本棚の前で腕組みをして考え、ふと名案を思い付いた。マリーはきょろきょろと辺りを見回し、勉強机の上に目的の物を発見した。それは小さな置き鏡だった。懐中時計を取り出し大人に変身すると、彼女は一番上の棚から全部の本を引っ張り出し、床へ下ろした。後はここから必要な巻を探し出し、他の棚に並べるだけだ。空っぽになった一番上の棚を見て、彼女はにんまりほくそ笑んだ。その時、手のひらほどの小さな冊子が棚の奥にあるのを見つけ、彼女はそれを手に取った。

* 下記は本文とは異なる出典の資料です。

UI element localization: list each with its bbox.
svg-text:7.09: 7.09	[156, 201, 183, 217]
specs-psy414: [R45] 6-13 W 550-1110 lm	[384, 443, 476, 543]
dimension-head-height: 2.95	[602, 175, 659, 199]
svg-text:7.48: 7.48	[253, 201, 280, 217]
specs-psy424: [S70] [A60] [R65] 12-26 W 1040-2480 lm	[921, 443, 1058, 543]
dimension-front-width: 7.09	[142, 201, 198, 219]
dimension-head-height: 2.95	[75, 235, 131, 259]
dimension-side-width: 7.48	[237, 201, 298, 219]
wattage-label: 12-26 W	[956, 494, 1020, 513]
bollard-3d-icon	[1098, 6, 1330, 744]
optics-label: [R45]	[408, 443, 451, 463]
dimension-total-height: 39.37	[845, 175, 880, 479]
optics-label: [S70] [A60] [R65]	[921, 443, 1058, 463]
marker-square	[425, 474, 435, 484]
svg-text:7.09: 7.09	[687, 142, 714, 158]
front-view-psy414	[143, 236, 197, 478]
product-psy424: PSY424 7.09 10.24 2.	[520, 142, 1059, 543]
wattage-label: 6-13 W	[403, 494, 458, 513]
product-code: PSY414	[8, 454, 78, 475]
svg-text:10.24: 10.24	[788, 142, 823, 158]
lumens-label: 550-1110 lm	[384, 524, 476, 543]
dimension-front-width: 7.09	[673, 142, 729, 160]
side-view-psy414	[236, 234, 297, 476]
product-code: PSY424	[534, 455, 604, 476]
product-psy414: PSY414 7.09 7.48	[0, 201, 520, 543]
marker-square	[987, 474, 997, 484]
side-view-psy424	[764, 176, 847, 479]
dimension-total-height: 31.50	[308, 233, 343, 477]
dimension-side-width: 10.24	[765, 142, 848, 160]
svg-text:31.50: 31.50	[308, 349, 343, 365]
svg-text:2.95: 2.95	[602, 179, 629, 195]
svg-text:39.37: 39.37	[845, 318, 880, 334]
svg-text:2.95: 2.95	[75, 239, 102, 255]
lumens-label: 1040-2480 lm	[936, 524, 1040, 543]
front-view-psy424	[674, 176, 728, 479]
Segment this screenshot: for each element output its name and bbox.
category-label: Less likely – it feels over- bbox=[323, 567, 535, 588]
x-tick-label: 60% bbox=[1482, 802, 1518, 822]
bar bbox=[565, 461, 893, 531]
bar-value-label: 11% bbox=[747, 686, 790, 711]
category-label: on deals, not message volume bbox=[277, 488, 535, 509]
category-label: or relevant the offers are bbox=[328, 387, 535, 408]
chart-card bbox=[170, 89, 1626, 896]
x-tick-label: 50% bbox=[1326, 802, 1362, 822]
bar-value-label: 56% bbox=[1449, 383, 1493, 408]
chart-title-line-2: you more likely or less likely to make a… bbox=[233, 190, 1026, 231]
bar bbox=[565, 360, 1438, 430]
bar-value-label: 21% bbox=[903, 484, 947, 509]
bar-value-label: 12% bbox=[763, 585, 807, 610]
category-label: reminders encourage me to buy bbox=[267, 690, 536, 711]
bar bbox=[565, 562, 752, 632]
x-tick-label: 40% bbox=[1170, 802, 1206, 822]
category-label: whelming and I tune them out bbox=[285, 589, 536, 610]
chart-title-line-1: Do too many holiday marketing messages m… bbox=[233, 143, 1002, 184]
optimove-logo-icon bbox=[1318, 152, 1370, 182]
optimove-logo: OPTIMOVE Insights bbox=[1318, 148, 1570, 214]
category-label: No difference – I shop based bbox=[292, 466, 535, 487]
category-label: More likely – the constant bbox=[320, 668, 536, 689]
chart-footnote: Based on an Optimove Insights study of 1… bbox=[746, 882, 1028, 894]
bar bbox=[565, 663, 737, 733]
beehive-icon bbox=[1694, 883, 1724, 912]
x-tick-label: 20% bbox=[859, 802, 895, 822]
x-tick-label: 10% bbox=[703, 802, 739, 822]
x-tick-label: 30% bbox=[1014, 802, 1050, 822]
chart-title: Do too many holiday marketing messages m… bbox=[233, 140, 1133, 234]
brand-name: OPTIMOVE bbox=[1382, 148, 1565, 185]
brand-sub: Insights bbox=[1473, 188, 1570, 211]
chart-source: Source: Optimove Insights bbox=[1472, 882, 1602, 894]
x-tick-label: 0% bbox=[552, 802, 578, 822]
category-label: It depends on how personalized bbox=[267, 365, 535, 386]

表紙にはタイトルが無く、訝しく思いながら開いてみると、中身はペイルの日記だった。日々の出来事の他に、ドロシーへの愛を詠う詩がびっしりと書かれていたので、マリーは思わず表紙をぱたんと閉じた。
「どうした?」
足下で絵本を読みふけっていたジローが顔を上げて言った。
「伯爵様の日記帳を見付けちゃったの」
「面白そうだな。読んでくれよ」
「そんなこと、出来るわけないでしょ!」
ともかく、これは持ち主に返すべきだ。マリーは子供の姿に戻り、急いで食堂へ取って返すが、ペイルはとっくに帰ってしまっていた。ふと窓の外を見ればすでに夕暮れ。本の整理に思いのほか時間を取られたようだ。レイヴンに事情を話すと、彼は日記帳を受け取り席を立った。
「走れば途中で捕まえられるかも知れん。ドロシー、準備を頼む」
「はい、領主様」
ドロシーは食堂を飛び出して行った。
レイヴンはマリーに目を向けた。
「君は、これからどうするつもりかね?」
「影を追いかけます」
「それは上手い方法ではないな。村人はまだ君が無実だと言うことを知らないから、下手にうろつけばまた騒ぎになるだろう。それに、じき日も暮れる。今夜は泊って行きなさい」
マリーは頷いた。
「明日の朝にでも私の名前で村にふれを出し、君には無実を証明する手形を作って渡すとしよう」
ドロシーが戻ってきて、主に出立の準備が整ったことを告げた。レイヴンは「夜には戻る」と彼女に告げ、慌ただしく食堂を出て行った。
しかし、約束の夜になってもレイヴンは帰ってこなかった。マリーはドロシーに、他の子供たちと一緒にベッドへ押し込められたが、気になって朝早くに目を覚ましてしまった。寝室にいる他の子供たちは、まだぐっすりと寝ていたし、窓の外を見ればようやく月が沈もうとしている。夜着から着替えてまだ寝息を立てているジローを抱き上げると、彼はぶつぶつ文句を言った。階段を降りると、玄関ホールで不安げに立ち尽くすドロシーに出くわした。聞けば、レイヴンはまだ戻っていないと言う。
「野党にでも襲われたか?」
不吉なことを言うジローに、ドロシーはきっぱりと首を振って見せた。
「領主様が野盗ごときに後れをとるなんて、ありえないわ」
マリーも、それには同感だった。昨日の試合の様子を見れば、襲ってきた野盗など跡形もなく粉砕されてしまいそうである。しかし、それならレイヴンはどうして戻ってこないのか。探しに行こうと言うマリーの提案に、ドロシーは頷いた。
「もうちょっと明るくなったら、そうしてみましょう。他の子たちにも事情を話して手伝ってもらわなきゃ。でも、マリーちゃんはお留守番よ。村の人たちは、まだあなたがイタズラの犯人だと思ってるから、出歩くと危ないわ」
マリーは鏡を貸してくれるようドロシーに頼み込んだ。ドロシーは訝しがりながら、ポケットから手鏡を取り出した。マリーはジローを足元に置いて手鏡を受け取ると、それを覗き込みながら懐中時計の蓋をぱちんと開け、大人に変身して見せた。
「驚いた」ドロシーは目を丸くして言った。「でも、人前で裸になるなんて、はしたないわ」
マリーは唇を尖らせた。変身の途中で裸になるのは、どうにかならないものだろうか。
「こいつの特技のことなら、あんたも聞いただろ?」
ジローが指摘した。
「そうだけど、見るのと聞くのとでは大違いよ」
ドロシーはマリーを頭のてっぺんから爪先まで、じろじろと眺めた。
「これなら、誰も子供のマリーちゃんだとは思わないわね」
「でも、あまり長い時間は変身してられないの。この手鏡、借りて行ってもいい? 途中で、変身しなおすことになるかも知れないから」
「もちろんよ。でも、こうなると留守番は私がした方がいいわね。領主様が戻ってきたら、あなたに知らせを送れるようにしておかないと」
二人が探索計画を立てていると、玄関の扉がノックされた。ドロシーが扉を開けると、そこに立っていたのは天使のハリーだった。